Although Deep Creek offered a temporary reprieve from the weighty “greatness” of Blood Meridian, there are passages in it as graphic as anything to be found among McCarthy’s “legions of horribles.” If anything, the details of violation are more disturbing because there is actually room for the reader in the scene. Rather than a teeming delirium of violence, you’re observing, with a clarity worthy of Thoreau in the field, “faces that had fallen prey to carcass beetles and maggots” with “corpse wax forming on the cheek fat…. All three decaying throats had been slit.”
Thoreau also comes to mind in passages like the one about “souvenirs” found by two Chinese boys while exploring the “alpine meadows above camp…. A double handful of hazelnuts. An obsidian arrowhead. A horned toad, inedible but lucky. A magpie feather, luckier still.”

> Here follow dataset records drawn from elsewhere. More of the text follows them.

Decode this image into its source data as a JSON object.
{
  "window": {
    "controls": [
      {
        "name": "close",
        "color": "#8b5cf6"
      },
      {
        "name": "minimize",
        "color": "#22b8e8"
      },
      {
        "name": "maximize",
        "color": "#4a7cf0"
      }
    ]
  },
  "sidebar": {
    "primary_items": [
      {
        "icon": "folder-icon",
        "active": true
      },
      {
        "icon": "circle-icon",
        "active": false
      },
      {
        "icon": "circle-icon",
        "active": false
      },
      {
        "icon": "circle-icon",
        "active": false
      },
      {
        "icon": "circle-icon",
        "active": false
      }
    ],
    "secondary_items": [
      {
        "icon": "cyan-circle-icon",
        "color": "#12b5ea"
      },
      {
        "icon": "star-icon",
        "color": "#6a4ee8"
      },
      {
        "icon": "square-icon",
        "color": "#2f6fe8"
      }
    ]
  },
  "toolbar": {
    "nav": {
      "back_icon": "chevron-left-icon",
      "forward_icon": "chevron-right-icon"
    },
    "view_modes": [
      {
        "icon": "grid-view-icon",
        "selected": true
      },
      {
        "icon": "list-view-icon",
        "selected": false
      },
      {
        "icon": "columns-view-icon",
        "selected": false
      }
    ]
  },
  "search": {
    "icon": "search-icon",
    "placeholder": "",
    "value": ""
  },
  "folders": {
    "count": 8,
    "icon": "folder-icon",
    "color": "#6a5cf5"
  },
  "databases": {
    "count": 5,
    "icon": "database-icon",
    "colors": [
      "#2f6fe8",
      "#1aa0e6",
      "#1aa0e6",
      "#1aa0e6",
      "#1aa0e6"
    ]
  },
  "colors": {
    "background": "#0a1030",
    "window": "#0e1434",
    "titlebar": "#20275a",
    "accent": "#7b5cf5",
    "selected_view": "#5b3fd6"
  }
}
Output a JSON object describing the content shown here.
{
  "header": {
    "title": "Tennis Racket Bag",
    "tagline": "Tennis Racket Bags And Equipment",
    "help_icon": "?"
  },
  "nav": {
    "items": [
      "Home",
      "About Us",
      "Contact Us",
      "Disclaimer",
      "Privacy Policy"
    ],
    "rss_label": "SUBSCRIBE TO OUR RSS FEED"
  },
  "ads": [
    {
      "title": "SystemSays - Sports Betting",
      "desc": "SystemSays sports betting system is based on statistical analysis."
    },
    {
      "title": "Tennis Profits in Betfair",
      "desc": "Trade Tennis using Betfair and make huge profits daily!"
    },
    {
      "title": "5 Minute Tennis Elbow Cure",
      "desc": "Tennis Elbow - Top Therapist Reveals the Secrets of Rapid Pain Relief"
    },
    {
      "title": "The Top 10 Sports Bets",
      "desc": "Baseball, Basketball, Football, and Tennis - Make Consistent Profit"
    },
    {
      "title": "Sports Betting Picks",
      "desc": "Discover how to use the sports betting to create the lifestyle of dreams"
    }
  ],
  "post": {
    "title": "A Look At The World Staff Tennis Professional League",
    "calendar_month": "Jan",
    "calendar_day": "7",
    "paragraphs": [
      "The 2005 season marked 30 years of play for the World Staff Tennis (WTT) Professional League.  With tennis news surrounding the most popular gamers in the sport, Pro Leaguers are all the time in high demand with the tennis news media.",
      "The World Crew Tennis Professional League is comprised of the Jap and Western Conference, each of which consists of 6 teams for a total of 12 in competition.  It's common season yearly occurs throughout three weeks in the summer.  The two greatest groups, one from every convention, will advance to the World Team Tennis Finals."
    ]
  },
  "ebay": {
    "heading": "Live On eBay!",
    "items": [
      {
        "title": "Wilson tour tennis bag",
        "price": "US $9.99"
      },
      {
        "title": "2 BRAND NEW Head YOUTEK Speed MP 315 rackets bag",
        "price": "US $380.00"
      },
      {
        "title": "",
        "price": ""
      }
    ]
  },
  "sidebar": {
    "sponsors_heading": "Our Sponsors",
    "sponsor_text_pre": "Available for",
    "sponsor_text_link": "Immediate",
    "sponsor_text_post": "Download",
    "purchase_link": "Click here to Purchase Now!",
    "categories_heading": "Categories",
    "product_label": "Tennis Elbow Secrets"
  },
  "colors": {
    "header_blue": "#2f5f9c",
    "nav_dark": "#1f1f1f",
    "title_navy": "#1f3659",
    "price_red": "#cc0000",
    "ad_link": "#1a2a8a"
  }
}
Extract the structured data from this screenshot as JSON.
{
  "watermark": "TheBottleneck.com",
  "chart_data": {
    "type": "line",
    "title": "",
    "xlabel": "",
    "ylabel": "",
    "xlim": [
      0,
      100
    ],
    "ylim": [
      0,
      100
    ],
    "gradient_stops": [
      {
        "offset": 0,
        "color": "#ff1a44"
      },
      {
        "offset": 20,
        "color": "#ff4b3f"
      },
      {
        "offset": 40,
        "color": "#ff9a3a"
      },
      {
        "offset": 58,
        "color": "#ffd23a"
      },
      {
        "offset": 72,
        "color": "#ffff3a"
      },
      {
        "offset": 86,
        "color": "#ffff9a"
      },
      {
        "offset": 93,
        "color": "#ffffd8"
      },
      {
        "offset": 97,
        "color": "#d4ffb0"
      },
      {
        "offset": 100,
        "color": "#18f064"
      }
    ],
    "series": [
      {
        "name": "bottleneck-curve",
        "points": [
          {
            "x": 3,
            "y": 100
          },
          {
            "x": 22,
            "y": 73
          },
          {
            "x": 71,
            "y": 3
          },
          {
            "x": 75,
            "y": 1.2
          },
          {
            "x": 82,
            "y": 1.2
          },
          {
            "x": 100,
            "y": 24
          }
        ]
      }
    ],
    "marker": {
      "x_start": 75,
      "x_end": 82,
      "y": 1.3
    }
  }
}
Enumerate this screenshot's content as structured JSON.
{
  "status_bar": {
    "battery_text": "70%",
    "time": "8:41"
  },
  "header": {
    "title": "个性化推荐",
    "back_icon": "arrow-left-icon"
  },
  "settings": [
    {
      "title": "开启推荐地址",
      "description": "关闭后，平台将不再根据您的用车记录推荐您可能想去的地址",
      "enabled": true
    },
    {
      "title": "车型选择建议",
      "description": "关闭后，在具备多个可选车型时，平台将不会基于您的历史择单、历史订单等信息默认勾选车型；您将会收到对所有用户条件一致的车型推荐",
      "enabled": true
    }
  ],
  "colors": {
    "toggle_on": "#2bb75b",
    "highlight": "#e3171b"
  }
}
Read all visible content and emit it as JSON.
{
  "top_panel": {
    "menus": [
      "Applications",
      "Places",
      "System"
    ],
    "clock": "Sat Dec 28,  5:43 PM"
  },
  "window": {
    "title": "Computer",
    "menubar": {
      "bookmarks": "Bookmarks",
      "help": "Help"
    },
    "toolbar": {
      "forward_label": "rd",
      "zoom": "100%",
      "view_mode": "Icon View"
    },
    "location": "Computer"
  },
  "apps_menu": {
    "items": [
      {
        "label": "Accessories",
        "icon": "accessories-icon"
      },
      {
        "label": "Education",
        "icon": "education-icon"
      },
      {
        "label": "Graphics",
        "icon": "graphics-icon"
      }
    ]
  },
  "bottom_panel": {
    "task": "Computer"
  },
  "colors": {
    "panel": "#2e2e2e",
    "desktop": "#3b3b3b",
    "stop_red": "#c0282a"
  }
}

If your couple of choice is Joe and Grace, you’re most intensely with them when they’re at risk, as when Blue Evans, the handsome blonde monster who orchestrated the massacre, seems about to gouge Joe’s eyeball out of its socket, or when, having escaped justice, he physically accosts Grace in Portland, his face “inches away. She could smell ginseng on his breath…. A fine straight nose, a sculptured, curling mouth. No one had said he was this handsome.” As she jerks away, he flings up his free arm “like a man hailing a hansom cab” to beckon the police, who arrest her for soliciting, in case you forgot that in 1887 America this admirable woman is treated as a half breed prostitute.
Princeton’s Howarth
In one of his July 2017 emails, Howarth mentioned teaching a freshman course on film noir and invited me to visit sometime “and see what the class of 2021 thinks of Bogart and Bergman.” Of course the man who quoted Thoreau on “secrets” and “obscurities” would teach a course on film noir. This also explains the reference in Deep Creek to a series of London murders during the same period: “harlot after harlot fund dead in the slums, throats slit, bodies torn open, organs cut away…. Papers called the killer Jack the Ripper.”
You get a nice sense of Howorth’s campus presence from his colleague Susan Wolfson, quoted in the impressive memorial statement from Princeton’s Office of Communications: “His office was a commodious one on the first floor [of Firestone Library], with high leaded glass windows facing the Chapel, and comfy chairs. It seemed he was always there, late into the evening, working away, but Will’s office was also, in the absence of any faculty lounge, something of a de facto hospitality suite, where everyone felt welcome to come by for conversation, for counsel, or just a cheery greeting.”